Il n'y a qu'avec l'art que l'on peut se prendre une grosse claque dans la gueule et lâcher des larmes de joie. Tous les grands critiques français, des magazines spécialisés ou non, ont déjà fait l'éloge de ce film merveilleux de Jafar Pahani, réalisateur iranien à la vie complexe et bien morose, et c'est pourquoi mes deux trois mots n'ajouteront pas grand chose en dehors de mon amour total pour cette oeuvre et cet homme. Du coup, je me contenterai de contextualiser pour ceux qui n'auraient pas suivi le schmilblick, puis d'illustrer quelques passages.

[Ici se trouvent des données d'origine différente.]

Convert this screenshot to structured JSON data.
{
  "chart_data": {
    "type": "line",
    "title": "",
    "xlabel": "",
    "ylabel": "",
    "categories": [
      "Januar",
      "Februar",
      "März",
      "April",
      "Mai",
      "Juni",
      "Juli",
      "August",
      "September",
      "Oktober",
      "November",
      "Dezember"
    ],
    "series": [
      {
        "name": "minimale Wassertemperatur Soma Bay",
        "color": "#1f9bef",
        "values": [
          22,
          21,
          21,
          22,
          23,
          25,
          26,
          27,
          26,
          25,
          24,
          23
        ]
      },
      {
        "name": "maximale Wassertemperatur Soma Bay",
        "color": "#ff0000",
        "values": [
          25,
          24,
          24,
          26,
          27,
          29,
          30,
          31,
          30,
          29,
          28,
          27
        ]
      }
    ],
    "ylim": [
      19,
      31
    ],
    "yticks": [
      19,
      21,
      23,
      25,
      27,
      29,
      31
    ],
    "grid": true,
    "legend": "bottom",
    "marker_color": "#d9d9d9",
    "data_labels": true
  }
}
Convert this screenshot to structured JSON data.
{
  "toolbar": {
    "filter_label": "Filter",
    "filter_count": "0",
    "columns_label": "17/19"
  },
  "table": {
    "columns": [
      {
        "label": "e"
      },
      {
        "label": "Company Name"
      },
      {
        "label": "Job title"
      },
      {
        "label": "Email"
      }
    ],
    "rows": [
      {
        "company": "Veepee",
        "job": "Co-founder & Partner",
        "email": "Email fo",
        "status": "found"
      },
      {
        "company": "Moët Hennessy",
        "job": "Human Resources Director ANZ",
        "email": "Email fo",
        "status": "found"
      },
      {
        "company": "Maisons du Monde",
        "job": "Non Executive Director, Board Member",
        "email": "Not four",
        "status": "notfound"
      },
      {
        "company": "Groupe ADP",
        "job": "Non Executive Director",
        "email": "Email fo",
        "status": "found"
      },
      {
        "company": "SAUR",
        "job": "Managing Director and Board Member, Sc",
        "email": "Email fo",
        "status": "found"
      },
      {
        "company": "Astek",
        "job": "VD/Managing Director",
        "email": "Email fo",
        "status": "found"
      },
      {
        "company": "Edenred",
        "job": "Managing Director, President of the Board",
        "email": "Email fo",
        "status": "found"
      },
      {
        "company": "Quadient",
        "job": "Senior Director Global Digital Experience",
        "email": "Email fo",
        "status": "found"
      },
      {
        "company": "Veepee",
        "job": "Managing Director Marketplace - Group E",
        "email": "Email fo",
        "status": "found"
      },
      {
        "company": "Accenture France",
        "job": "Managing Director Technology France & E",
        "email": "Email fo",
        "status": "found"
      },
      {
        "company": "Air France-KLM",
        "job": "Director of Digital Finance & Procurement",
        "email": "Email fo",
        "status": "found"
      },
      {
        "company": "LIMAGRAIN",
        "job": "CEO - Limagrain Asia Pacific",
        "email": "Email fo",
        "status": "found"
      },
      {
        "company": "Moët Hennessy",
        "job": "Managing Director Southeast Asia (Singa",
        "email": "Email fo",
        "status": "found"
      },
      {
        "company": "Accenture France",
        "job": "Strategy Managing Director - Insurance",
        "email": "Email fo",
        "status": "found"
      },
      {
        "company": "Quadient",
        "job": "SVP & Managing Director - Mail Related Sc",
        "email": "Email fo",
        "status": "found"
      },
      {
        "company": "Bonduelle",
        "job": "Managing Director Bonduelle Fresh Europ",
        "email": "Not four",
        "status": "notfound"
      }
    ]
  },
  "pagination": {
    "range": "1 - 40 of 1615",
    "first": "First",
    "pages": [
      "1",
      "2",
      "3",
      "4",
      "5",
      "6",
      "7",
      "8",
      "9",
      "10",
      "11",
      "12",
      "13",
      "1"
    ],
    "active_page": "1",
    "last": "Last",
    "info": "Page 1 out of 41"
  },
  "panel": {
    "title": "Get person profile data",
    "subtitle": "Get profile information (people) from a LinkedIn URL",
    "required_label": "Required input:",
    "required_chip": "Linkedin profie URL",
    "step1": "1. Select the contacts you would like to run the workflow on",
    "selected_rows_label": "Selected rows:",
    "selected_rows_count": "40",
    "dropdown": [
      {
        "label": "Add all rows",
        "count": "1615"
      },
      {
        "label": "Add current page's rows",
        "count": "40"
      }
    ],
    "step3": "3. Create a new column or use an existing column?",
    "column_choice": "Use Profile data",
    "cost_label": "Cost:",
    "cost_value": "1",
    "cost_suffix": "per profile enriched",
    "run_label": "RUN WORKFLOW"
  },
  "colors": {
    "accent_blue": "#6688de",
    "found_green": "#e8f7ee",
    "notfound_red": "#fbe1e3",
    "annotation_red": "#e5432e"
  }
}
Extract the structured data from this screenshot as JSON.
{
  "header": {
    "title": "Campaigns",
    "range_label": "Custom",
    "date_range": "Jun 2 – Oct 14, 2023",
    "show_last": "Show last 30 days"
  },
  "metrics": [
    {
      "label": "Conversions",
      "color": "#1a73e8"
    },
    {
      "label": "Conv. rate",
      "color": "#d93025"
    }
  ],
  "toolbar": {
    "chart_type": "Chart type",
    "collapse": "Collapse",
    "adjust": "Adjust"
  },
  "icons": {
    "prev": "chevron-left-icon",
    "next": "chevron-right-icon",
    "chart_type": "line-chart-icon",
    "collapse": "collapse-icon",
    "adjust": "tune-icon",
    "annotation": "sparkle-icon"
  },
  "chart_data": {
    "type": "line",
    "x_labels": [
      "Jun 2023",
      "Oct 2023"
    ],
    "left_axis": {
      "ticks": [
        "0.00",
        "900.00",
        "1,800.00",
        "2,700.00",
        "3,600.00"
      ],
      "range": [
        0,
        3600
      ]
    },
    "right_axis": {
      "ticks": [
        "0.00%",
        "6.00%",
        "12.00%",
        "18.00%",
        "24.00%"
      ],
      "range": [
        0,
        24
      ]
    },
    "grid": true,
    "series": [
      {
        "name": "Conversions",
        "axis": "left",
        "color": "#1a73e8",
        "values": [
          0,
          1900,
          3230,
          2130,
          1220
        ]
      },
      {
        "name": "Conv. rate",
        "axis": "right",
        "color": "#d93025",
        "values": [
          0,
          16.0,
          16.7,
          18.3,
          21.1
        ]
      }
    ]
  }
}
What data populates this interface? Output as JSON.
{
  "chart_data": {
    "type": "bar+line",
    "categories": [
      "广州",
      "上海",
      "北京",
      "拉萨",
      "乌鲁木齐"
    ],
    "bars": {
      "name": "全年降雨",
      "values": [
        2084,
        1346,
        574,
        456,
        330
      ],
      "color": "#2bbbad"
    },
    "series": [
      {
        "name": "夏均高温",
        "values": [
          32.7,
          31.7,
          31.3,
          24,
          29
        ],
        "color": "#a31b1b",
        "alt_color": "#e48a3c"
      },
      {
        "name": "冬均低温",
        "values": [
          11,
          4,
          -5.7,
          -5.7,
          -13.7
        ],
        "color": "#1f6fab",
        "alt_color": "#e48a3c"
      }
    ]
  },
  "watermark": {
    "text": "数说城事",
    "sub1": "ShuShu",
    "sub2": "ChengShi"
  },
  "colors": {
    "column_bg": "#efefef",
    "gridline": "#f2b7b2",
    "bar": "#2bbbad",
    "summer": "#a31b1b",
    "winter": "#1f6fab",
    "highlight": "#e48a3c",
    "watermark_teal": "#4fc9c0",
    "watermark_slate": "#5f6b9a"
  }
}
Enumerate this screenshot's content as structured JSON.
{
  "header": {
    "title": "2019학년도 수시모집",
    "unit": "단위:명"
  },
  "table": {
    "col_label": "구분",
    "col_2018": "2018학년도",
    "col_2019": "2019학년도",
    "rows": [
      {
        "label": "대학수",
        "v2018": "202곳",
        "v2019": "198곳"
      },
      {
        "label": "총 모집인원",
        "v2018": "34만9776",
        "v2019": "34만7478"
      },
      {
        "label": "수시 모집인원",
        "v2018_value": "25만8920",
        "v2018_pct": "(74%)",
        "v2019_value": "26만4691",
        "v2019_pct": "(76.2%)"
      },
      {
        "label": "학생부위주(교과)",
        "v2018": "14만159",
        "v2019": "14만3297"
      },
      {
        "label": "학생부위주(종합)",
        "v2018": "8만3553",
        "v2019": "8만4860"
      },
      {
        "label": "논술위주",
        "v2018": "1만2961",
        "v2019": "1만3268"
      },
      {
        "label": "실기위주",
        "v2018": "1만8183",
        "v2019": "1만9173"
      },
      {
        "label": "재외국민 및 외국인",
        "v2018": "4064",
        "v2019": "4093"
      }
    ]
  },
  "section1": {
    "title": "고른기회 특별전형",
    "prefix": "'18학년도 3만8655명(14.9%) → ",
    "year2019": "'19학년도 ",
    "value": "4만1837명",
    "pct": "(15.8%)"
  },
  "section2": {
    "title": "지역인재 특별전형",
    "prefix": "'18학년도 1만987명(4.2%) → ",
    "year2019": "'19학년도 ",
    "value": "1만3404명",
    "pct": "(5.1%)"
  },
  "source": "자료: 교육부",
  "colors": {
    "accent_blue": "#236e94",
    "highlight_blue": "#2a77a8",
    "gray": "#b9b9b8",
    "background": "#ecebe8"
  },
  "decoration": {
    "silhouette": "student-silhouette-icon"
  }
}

Jafar Pahani est un réalisateur iranien qui jouit d'une popularité gigantesque auprès de tout le monde excepté du gouvernement de son pays, qui l'a interdit de faire des films. Littéralement, c'est pas une blague, c'est pas une parabole, c'est la vraie vie ; l'Iran est un pays où faire un film peut t'envoyer en prison. Et oui, Pahani y est passé... et il en est sorti. Et il continue de faire des films, clandestinement, et les distribue à l'international (ce qui n'a somme toute pas une importance capitale, en dehors de se faire s'extasier les gens comme moi, et ceux qui votent à Venise... oui parce que Taxi Téhéran a eu l'Ours d'or cette année), de façon assez spectaculaire : par exemple son premier film depuis son interdiction, est un documentaire intitulé This Is Not A Film qui suit en gros, sa galère, et ce documentaire a été envoyé à Cannes en secret. C'est-à-dire que le film a été caché dans un gâteau, sur une clé USB. Ouais. On en est là.
Son dernier film en date, Taxi Téhéran, est aussi une production clandestine ; elle met en scène Jafar Pahani, qui se fait passer pour un chauffeur de taxi. Cela lui permet ainsi de présenter la société iranienne à travers différents portraits des personnages qui montent dans son véhicule ; la grande particularité du film est qu'il est tout à fait conscient de sa nature hybride et inattendue. En effet, si tout est écrit et scripté, Pahani parle de sa vie, de son interdiction, du fait qu'il tourne un film en clandestin... après la première scène du film, un passager monte en voiture et dit à Pahani "hé je vous ai reconnu ! Les deux d'avant là, c'était des acteurs hein ? Je le sais parce que la dernière réplique du type vient de votre film Sang et Or !". Et le résultat final est grandiose, déborde d'amour, de compassion pour le peuple iranien, et de tristesse. Ce jeu constant entre ce qui est mis en scène et ce qui est authentique pourrait être artificiel mais au contraire fonctionne à merveille.
Les plus belles séquences du film sont celles où Pahani conduit sa nièce, qui doit réaliser un court-métrage pour son école en respectant les codes des films "diffusables" en Iran (en vrac: ne pas parler de politique ou d'économie, les héros n'ont pas de noms persans, on préférera choisir les noms des prophètes, ils ne portent pas de cravates ou de costumes, ne pas montrer de violence ou de choses "immorales", les femmes doivent être voilées et ne jamais toucher les hommes...). Les codes, selon l'enfant, sont compliquées à comprendre car selon son institutrice, il faut les respecter pour représenter la vraie vie, mais elle-même a filmé une dispute entre un couple qui en est venu aux mains, et c'est une scène réelle, mais non diffusable. Je ne veux pas spoiler, mais la scène où elle tente de filmer un enfant dans la rue et deux nouveaux mariés est tout simplement renversante.
Enfin, un mot sur la question du piratage, qui est présentée dans le film ; dans nos sociétés, on peut difficilement se sentir héroïque lorsque l'on télécharge un film illégalement sur tel ou tel site. Après tout cela reste du vol... mais en Iran (et en Corée du Nord, et sans doute ailleurs), il existe tout un réseau qui distribue sous le manteau des films qui n'ont pas le droit d'être distribués. Et c'est grâce à cela que les films de Jafar Pahani sont d'après certaines sources vus de tous ou presque en Iran, et peut-être la meilleure preuve d'un écart grandissant et terrible entre une population jeune qui rêve de liberté et un gouvernement autoritaire, anachronique et désolant.